Andean lakes are hotspots of biodiversity and serve as critical freshwater resources for millions of people. However, little information is available regarding their ecological responses to anthropogenic climate change, which is occurring rapidly in the Andes. Recent paleolimnological work has revealed marked shifts in diatom species in relation to enhanced water column stratification, caused by warming air temperatures and declining wind speeds. However, the response of higher trophic order consumers in the lakes is not well understood. A paleolimnological examination of Cladocera from four lakes in Cajas National Park, southern Ecuador, recorded relative increases in Daphnia and decreases in Bosmina during the period of recent warming. Cajas lakes were formerly believed to be polymictic, however many now thermally stratify by several degrees for large portions of the year. The deployment of temperature data loggers in four Cajas lakes revealed maximum thermal stratification between November to May, when air temperatures were highest and wind speeds were lowest. The mechanism driving cladoceran assemblage shifts is likely a combination of direct thermal response, as well as indirect bottom-up (food supply) and top-down (predation) factors. In a further examination of three shallow (< 5 m) non-stratified Cajas lakes, climate-related cladoceran shifts did not occur, though long-term assemblage changes appeared to track size of the littoral area, perhaps reflecting water level shifts caused by catchment alteration and/or precipitation shifts. To determine climate change impacts elsewhere in the Andes, three non-stratified lakes were examined from the Cordillera Vilcanota, Peru. The cladoceran assemblages from the two deepest lakes showed marked shifts in the past (i.e., > 150 years ago), possibly related to glacier activity and water level changes.
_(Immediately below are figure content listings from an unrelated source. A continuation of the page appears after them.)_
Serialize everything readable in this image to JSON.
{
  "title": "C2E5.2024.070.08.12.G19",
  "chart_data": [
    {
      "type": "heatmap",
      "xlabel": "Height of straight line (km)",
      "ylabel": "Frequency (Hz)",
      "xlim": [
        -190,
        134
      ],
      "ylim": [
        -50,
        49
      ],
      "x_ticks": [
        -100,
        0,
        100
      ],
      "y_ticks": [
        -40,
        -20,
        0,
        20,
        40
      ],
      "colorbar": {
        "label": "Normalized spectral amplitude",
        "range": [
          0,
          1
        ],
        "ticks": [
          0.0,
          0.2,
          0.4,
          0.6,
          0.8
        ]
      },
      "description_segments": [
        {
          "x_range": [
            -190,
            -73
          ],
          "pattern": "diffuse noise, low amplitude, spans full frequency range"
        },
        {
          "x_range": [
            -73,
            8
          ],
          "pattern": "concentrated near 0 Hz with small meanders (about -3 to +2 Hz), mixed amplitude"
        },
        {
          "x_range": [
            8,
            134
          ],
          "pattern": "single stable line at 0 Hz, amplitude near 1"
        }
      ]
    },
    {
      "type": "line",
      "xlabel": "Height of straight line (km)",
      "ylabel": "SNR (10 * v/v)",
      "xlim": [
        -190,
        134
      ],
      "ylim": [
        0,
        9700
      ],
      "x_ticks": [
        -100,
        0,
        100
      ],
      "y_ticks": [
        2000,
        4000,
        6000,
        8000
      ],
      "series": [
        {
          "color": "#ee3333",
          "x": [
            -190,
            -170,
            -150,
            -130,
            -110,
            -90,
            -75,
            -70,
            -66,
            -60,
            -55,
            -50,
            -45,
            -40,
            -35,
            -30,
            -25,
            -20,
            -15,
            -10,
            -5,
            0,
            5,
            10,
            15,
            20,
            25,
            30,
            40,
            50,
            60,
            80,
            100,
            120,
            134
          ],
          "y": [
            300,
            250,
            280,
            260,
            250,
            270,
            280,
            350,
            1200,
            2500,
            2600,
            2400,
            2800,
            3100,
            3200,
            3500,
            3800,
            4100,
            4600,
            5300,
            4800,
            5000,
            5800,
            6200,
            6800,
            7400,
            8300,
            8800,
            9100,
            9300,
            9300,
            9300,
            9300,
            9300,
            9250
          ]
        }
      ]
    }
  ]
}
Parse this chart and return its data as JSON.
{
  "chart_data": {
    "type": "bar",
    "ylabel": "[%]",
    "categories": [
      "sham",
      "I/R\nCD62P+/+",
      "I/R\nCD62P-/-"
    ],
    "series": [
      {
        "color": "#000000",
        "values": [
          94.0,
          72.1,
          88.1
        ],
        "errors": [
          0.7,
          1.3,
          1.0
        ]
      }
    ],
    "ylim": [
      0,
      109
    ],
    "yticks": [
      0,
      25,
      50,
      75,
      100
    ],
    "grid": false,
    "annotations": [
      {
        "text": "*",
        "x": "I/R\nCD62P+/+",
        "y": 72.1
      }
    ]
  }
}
However, none of the three lakes experienced marked cladoceran shifts over the past century, despite climate stations ~60–70 km away recording temperature increases. The relatively stable assemblages over the last century may be due to the lack of thermal stratification, caused by a climate-moderating effect from nearby glaciers. Collectively, this thesis provides among the first paleolimnological cladoceran data from the Andes and highlights the potential importance of lake stratification and related limnological changes in driving cladoceran assemblage composition.